I don’t like juxtaposing Bill and Tucker.  Carlson is simply awful.  As I’ve said in earlier blogs (June 15 and 24), I do like Bill in many ways, but he really gets a lot of things wrong (in my view, of course).  His show last week (Aug. 20) is no exception.  One unfortunate parallel between the two is about race.  For both of them, claims of racism are too pervasive.  Carlson said (Aug. 18) that “fighting racism is the universal justification for every bad idea” the Democrats have.  On Bill’s show writer, Andrew Sullivan complained that too often “racial oppression is the single meaning of America.” While Bill didn’t say this, his comments, then and before, signal his agreement that racism is too often seen in every issue.  Sullivan goes on to comment that “yes, America is about racism, but it’s also about other things like free speech and freedom of religion.”  Bill approvingly chimes in that “things have changed a lot” – his usual point of how anti-racists don’t recognize the progress we’ve made.

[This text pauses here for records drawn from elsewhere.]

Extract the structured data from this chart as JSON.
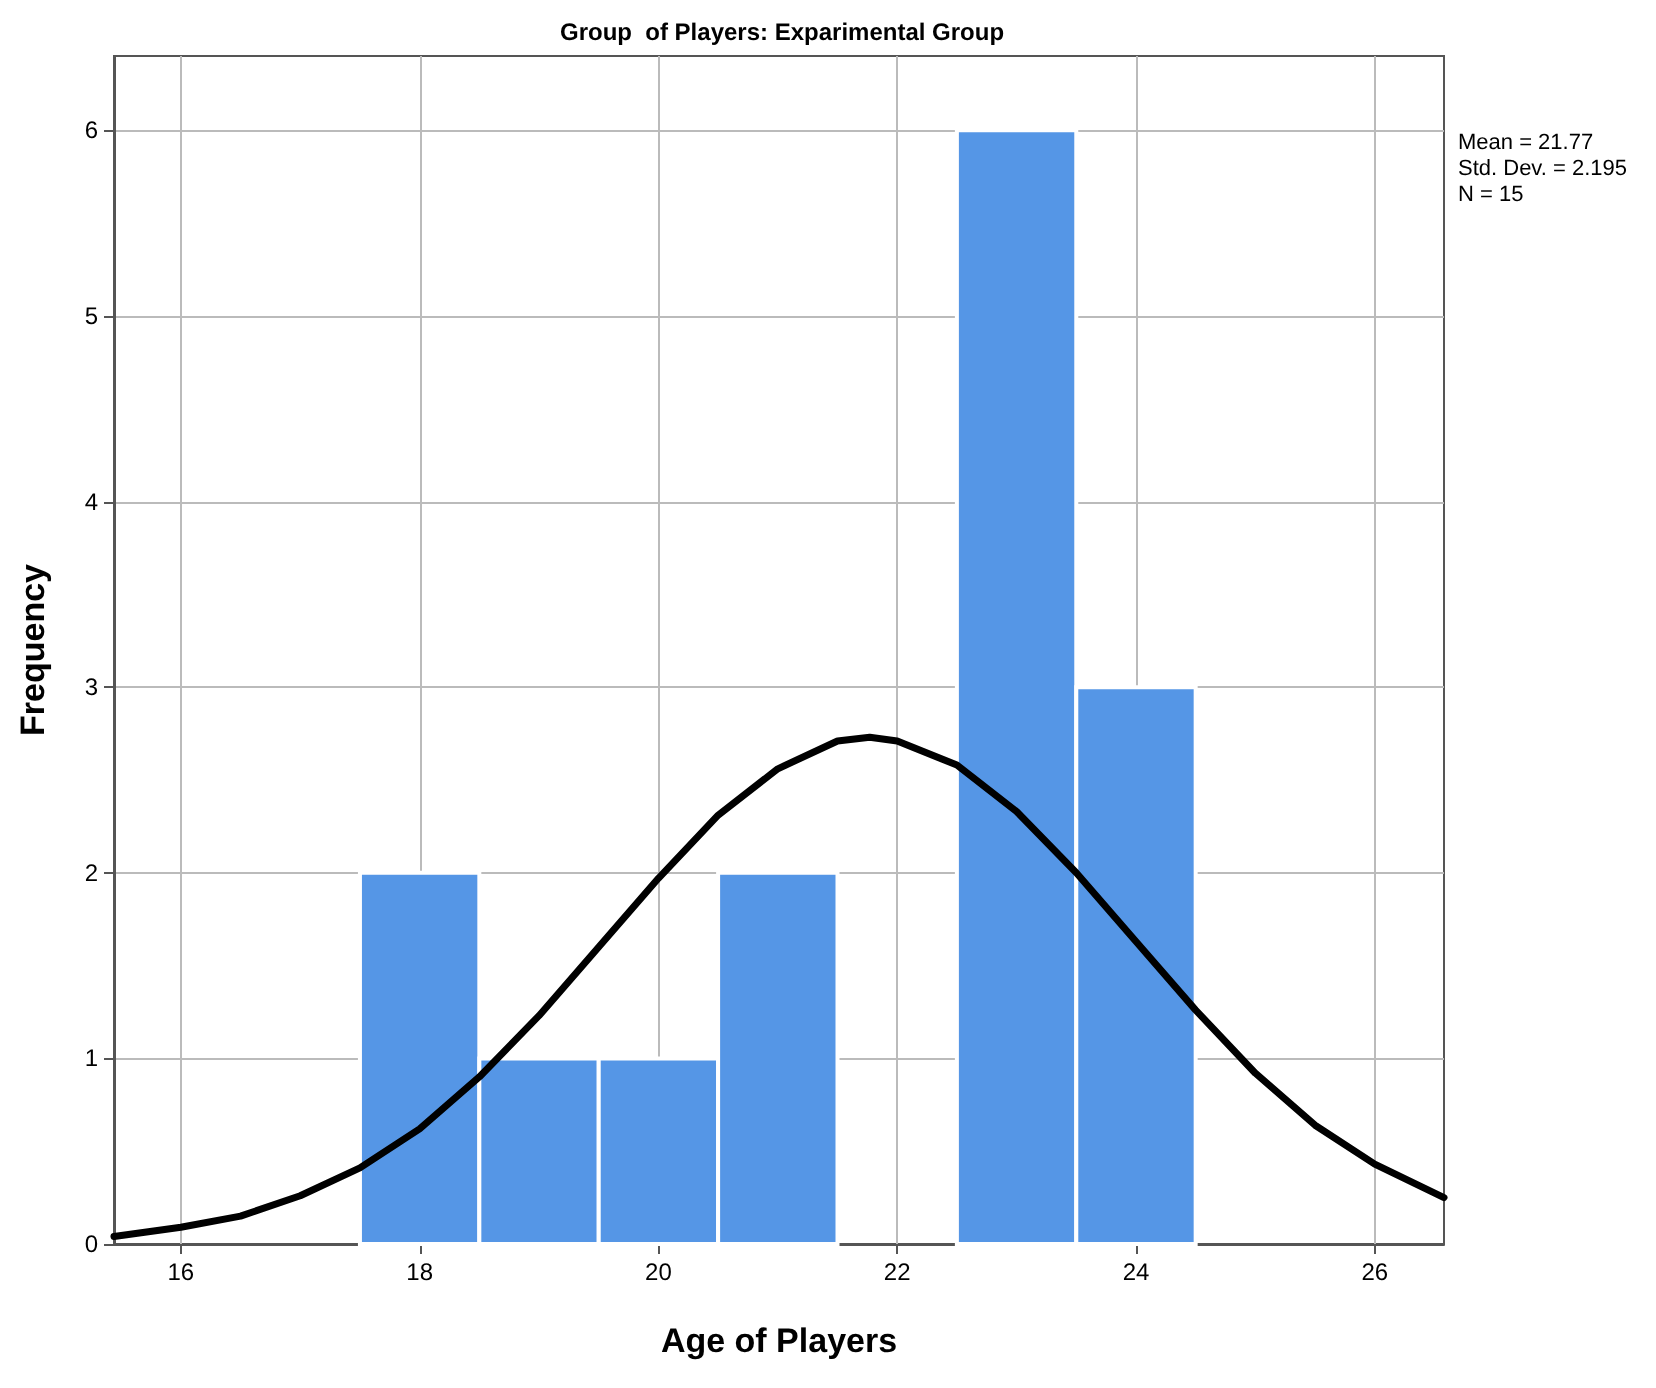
{
  "chart_data": {
    "type": "histogram",
    "title": "Group  of Players: Exparimental Group",
    "xlabel": "Age of Players",
    "ylabel": "Frequency",
    "bins": [
      17.5,
      18.5,
      19.5,
      20.5,
      21.5,
      22.5,
      23.5,
      24.5
    ],
    "values": [
      2,
      1,
      1,
      2,
      0,
      6,
      3
    ],
    "color": "#5596e6",
    "series": [
      {
        "type": "line",
        "color": "#000000",
        "x": [
          15.44,
          16,
          16.5,
          17,
          17.5,
          18,
          18.5,
          19,
          19.5,
          20,
          20.5,
          21,
          21.5,
          21.77,
          22,
          22.5,
          23,
          23.5,
          24,
          24.5,
          25,
          25.5,
          26,
          26.58
        ],
        "values": [
          0.04,
          0.09,
          0.15,
          0.26,
          0.41,
          0.62,
          0.9,
          1.23,
          1.6,
          1.97,
          2.31,
          2.56,
          2.71,
          2.73,
          2.71,
          2.58,
          2.33,
          2.0,
          1.63,
          1.26,
          0.92,
          0.64,
          0.43,
          0.25
        ]
      }
    ],
    "xlim": [
      15.44,
      26.58
    ],
    "xticks": [
      16,
      18,
      20,
      22,
      24,
      26
    ],
    "ylim": [
      0,
      6.4
    ],
    "yticks": [
      0,
      1,
      2,
      3,
      4,
      5,
      6
    ],
    "grid": true,
    "marker": "none",
    "annotations": [
      "Mean = 21.77",
      "Std. Dev. = 2.195",
      "N = 15"
    ]
  }
}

Bill says, “We are giving up on a color-blind society, that should be our goal.”  To me, perhaps that should be a long-term goal, but not for the foreseeable future.  Given the extent of racism, we need a very race-conscious society, as exemplified in CRT and the type of anti-racism corporate training that both Bill and Carlson criticize.  A passage from my book, The Conscience of a Progressive, makes that clear:

“Another example [of how racism is built into government] is the U.S. Supreme Court’s rejection of affirmative action policies in favor of “color blindness.”  Chief Justice John Roberts spoke for conservatives (and some liberals) when he said: ‘the way to stop discriminating on the basis of race is to stop discriminating on the basis of race.’  Justice Sonia Sotomayor, in defense of affirmative action, counters: ‘the way to stop discriminating on the basis of race is to speak openly and candidly on the subject of race, and to apply the Constitution with eyes open to the unfortunate effects of centuries of racial discrimination'” [p. 107].

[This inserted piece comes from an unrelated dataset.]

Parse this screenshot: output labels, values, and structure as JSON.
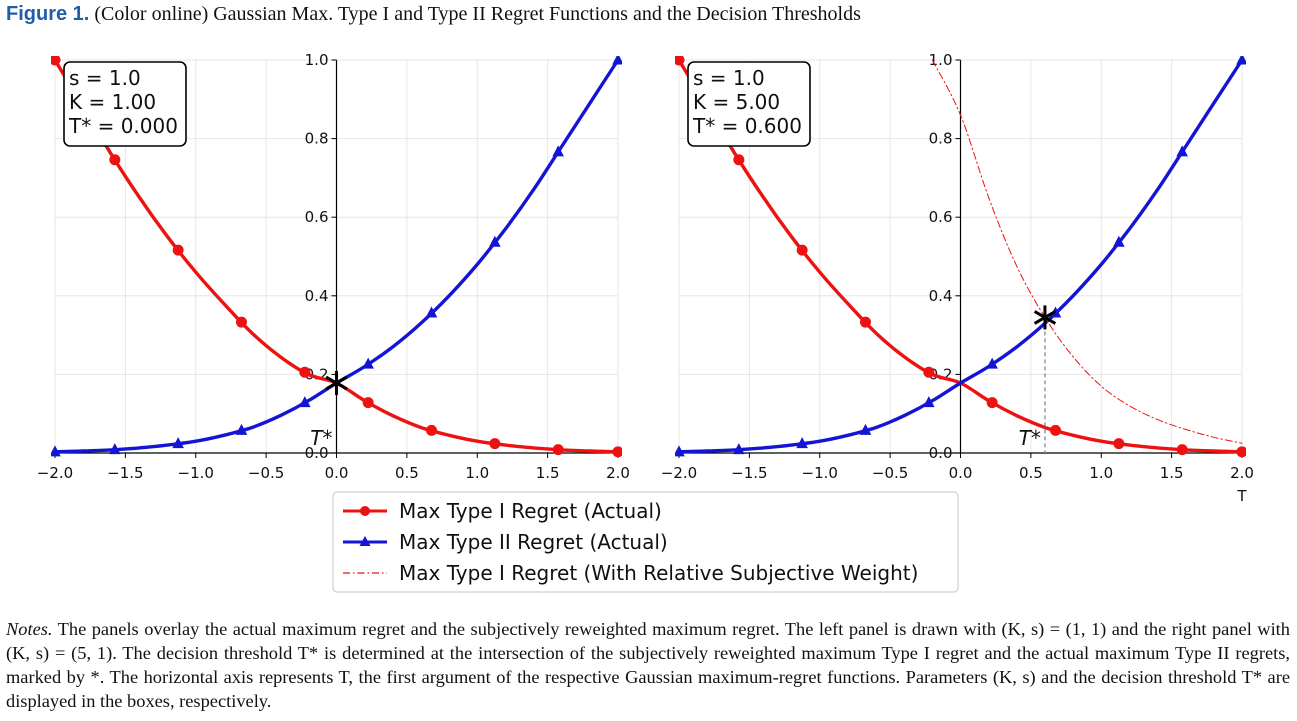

Two closing comments on Bill’s show.  First, he said that Biden’s pullout from Afghanistan couldn’t have been worse if Trump were President.  While it was and is bad, it certainly could have been worse with a bellicose Trump leading to considerable violence on withdrawal.  Second, Bill really is bad on the virus.  He starts the show by setting a bad example by shaking hands and hugging Sullivan.  Sullivan (who initiated it) has been on the show 27 times and is another example of Bill’s frequent middle, muddled conservatives who, according to Bill, spout common sense.  Back to the virus:  Later in the show, Bill says he doesn’t want a booster.  He says he didn’t want the vaccine, which he took “for the team.”  But a booster, he says, is for the immune compromised and elderly, not for him (he’s over 60).  What nonsense!  The vaccine’s efficacy attenuates over time and a booster becomes necessary – “for the team, Bill,” where the team is the public health of our country and planet!  Of course, the U.S. and other countries getting their third shot when much of the rest of the world hasn’t had any is quite problematic.